La valeur d’entreprise par emploi (VE/Emploi) est un ratio d’analyse financier qui est peu utilisé dans France. La VE/Emploi est un outil qui permet de catégoriser les entreprises, d’étudier la composition de leur masse salariale, les différences qu’elles possèdent avec leurs concurrents nationaux ou européens ainsi que les corps de métiers et spécialisations qui pourraient les différencier d’autres entreprises du même secteur. Elle peut également informer un employé sur la qualité de son emploi. Cette étude a pour objectif de comparer cette valeur entre quatre pays européens ; l’Allemagne, la France, l’Italie et le Royaume-Uni. En divisant les sociétés en 25 secteurs différents, cela nous amène à une analyse entre pays, entre secteurs et à l’intérieur de ces secteurs même, afin de voir si certaines sociétés ont une valeur d’entreprise par emploi supérieure à d’autres et d’en analyser les raisons. Nous commençons par présenter la méthode (I), puis les résultats sur les 211 entreprises (II) ; une analyse comparant les pays (III.A); puis les 25 secteurs (III.B) et une analyse plus approfondie à l’aide d’étude de cas de X secteurs (III.C).

I. Méthode

Pour mener à bien cette étude, nous avons sélectionné 211 entreprises cotées en bourse, dans 4 pays européens différents : 67 entreprises françaises, 53 entreprises allemandes, 47 entreprises britanniques et 44 entreprises italiennes. Ces entreprises ont été également divisées en 25 secteurs clefs, rassemblant parfois des corps de métiers différents mais dans un même domaine, afin d’obtenir des secteurs assez denses pour obtenir des résultats significatifs. C’est notamment le cas du domaine de l’informatique, dont la définition propre dépend du pays et qui rassemble autant des entreprises qualifiées de SSII que des éditeurs de logiciel, ou encore celui de l’industrie qui rassemble 33 entreprises dans un « super- domaine » afin d’éviter une division trop grande des secteurs. Cela nous permet d’identifier, à l’intérieur de chaque secteur, des différences selon l’activité principale de l’entreprise.
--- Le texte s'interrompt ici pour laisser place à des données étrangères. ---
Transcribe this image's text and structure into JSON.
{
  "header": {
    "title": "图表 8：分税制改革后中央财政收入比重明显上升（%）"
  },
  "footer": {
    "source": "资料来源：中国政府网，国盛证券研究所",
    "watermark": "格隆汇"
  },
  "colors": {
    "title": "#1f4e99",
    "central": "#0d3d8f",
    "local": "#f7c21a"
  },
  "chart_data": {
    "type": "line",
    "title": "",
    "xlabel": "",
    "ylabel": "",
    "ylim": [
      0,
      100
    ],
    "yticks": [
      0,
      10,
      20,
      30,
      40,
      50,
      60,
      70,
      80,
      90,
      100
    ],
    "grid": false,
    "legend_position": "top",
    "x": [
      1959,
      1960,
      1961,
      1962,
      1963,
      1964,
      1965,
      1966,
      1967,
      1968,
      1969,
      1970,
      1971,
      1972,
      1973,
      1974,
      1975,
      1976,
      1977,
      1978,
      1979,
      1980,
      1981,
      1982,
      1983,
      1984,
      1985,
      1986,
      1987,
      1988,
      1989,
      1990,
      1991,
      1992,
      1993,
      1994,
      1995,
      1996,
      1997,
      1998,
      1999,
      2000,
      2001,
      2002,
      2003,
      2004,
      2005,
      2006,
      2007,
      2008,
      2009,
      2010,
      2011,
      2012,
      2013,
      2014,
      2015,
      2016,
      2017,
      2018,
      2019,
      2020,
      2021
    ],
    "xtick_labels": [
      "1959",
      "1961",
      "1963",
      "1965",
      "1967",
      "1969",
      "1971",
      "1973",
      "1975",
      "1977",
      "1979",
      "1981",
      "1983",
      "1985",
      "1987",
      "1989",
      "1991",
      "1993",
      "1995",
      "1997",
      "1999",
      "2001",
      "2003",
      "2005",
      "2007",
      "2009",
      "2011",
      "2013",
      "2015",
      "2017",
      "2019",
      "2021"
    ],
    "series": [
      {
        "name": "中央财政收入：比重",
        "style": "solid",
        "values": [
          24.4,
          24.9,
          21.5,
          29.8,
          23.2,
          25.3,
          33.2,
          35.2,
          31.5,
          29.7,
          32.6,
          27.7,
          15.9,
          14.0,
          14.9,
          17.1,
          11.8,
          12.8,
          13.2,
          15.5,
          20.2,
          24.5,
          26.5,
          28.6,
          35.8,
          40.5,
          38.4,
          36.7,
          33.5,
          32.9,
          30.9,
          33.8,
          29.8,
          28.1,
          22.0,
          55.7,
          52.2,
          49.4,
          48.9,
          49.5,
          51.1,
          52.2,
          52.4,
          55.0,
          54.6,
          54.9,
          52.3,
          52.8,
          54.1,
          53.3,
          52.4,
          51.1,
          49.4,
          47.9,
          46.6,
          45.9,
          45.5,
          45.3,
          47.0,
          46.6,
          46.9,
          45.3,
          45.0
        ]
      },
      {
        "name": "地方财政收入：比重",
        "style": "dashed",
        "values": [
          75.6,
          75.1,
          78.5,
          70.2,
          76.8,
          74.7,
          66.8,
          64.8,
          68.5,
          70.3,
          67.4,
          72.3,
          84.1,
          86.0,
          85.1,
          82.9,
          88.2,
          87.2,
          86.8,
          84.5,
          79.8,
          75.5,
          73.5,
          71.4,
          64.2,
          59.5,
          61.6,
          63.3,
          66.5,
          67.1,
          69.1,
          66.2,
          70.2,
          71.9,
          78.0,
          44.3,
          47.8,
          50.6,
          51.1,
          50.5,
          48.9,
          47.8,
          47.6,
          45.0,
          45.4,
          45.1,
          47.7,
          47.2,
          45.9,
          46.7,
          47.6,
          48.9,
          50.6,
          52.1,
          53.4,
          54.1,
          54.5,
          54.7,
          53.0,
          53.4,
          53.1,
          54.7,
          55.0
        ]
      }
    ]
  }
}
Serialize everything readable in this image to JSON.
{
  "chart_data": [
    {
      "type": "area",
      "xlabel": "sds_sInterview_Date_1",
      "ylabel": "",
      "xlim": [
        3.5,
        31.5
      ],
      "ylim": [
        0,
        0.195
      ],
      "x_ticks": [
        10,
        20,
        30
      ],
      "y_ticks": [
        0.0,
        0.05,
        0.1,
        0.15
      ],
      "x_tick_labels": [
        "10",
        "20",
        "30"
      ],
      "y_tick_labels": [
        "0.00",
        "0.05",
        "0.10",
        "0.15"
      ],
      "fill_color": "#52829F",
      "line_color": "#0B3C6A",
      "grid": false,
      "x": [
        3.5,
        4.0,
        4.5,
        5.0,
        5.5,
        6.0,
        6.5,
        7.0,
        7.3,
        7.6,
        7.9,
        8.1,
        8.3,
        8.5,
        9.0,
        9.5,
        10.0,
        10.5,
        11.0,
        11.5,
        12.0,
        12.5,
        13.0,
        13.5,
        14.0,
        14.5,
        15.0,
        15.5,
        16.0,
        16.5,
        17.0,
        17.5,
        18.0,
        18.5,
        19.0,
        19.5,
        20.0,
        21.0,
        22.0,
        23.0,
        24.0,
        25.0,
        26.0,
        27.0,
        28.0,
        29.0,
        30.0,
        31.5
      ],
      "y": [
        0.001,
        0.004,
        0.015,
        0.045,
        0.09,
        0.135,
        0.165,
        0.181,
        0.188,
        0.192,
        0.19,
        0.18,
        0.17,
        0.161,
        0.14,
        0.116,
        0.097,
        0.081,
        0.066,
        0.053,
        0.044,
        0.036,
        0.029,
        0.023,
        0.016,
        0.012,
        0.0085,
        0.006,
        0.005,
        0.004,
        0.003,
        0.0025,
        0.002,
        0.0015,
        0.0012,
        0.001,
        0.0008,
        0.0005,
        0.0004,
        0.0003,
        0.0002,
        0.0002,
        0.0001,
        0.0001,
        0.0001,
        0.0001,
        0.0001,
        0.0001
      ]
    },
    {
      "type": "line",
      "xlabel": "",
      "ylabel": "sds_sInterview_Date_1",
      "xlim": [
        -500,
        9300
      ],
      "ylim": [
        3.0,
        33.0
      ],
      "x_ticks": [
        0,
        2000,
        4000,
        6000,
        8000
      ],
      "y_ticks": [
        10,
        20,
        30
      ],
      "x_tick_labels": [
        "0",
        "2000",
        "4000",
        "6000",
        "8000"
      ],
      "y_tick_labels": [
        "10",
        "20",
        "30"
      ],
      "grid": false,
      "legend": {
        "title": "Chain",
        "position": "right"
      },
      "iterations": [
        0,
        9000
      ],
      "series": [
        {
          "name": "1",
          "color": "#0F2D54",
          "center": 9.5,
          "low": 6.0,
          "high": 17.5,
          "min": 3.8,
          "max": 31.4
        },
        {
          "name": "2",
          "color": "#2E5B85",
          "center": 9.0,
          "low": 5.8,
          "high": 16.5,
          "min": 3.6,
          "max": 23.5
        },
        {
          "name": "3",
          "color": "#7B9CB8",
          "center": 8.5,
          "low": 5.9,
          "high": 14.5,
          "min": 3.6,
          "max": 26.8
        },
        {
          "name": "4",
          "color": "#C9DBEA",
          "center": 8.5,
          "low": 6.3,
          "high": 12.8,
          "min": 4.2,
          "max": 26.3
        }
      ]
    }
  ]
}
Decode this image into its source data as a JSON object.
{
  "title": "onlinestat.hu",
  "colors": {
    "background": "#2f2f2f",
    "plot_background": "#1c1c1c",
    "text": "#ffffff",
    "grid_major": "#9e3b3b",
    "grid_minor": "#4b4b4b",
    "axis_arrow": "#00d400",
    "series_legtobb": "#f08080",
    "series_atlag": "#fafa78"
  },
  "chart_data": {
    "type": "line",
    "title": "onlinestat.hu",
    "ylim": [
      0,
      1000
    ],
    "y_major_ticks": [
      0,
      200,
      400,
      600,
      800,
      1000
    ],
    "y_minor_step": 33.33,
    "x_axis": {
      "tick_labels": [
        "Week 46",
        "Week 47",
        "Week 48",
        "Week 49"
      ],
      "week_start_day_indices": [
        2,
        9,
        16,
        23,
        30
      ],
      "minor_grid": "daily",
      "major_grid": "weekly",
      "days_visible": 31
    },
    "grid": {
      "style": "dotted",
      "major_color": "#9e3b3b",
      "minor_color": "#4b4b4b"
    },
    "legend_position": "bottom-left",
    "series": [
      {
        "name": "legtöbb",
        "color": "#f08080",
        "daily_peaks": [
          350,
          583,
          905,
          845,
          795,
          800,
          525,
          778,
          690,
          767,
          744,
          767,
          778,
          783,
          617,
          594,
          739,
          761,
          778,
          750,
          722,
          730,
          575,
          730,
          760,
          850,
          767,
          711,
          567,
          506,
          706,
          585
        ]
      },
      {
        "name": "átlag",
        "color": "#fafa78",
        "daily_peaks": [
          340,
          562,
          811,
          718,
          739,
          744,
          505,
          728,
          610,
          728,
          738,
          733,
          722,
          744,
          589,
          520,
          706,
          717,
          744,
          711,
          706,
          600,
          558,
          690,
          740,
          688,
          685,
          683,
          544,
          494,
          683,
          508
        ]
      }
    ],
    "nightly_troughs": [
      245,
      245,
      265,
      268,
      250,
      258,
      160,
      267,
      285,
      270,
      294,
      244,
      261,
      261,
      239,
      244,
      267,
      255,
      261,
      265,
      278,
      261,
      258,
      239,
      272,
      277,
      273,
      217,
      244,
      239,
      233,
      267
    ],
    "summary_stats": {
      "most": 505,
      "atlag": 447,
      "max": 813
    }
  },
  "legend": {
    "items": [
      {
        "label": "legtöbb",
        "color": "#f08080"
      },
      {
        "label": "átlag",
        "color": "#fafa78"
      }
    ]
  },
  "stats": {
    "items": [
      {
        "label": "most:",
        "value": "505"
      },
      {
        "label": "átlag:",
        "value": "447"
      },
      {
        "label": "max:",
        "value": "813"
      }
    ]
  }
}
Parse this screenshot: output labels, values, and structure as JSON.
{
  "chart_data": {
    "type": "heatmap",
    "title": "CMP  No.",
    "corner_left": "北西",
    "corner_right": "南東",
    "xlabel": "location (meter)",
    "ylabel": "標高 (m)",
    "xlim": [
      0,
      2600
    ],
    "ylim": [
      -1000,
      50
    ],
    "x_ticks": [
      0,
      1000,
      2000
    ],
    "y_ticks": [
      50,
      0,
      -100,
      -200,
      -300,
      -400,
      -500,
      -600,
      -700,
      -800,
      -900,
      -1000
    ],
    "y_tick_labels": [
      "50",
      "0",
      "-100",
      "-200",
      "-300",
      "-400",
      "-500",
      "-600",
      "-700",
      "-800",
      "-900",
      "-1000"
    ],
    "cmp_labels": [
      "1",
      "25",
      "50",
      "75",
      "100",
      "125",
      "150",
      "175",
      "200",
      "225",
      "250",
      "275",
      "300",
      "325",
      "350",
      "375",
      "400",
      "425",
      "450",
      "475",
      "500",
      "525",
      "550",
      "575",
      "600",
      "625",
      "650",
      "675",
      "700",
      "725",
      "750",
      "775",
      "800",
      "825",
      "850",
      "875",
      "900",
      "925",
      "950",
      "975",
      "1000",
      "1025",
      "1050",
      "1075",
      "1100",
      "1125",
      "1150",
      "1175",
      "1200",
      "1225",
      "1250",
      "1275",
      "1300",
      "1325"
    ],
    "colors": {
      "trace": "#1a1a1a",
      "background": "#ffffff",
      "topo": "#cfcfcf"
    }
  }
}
Comme on peut le constater dans le tableau principal, disponible en annexe, pour chaque entreprise la capitalisation boursière a été calculée (valeur de l’action multipliée par le nombre de titre), elle-même additionnée à la dette financière non courante afin d’obtenir la valeur d’entreprise. Enfin, ce chiffre a été divisé par l’effectif afin d’obtenir la valeur d’entreprise par l’emploi (VE/ Emploi). Autrement dit : le capital, appartenant aux actionnaires et financiers, qui détient votre emploi. Les entreprises ont été classées par corps de métier afin de les comparer entre les pays européens, puis une moyenne par secteur a été calculée, ainsi que par pays dans chaque secteur, en pondérant à chaque fois dans le calcul par les effectifs. Enfin, un écart-type par secteur ainsi qu’un coefficient de variation, présenté en pourcentage, a également été calculé pour déterminer la dispersion d’une entreprise comparée à la VE/emploi moyenne du secteur. Il est important de noter que certains groupes importants tels que Bouygues, présents dans différents corps de métier (construction, télécom et média pour l’exemple cité) ont été placés dans leur secteur dominant (la construction pour Bouygues). Les effectifs varient de 138 (Inland Homes) à 656 000 (Volkswagen) et l’étude couvre plus de 15 millions d’emplois. Les quatre pays comptent 129 millions d’actif, l’échantillon représente 8.6% de la population.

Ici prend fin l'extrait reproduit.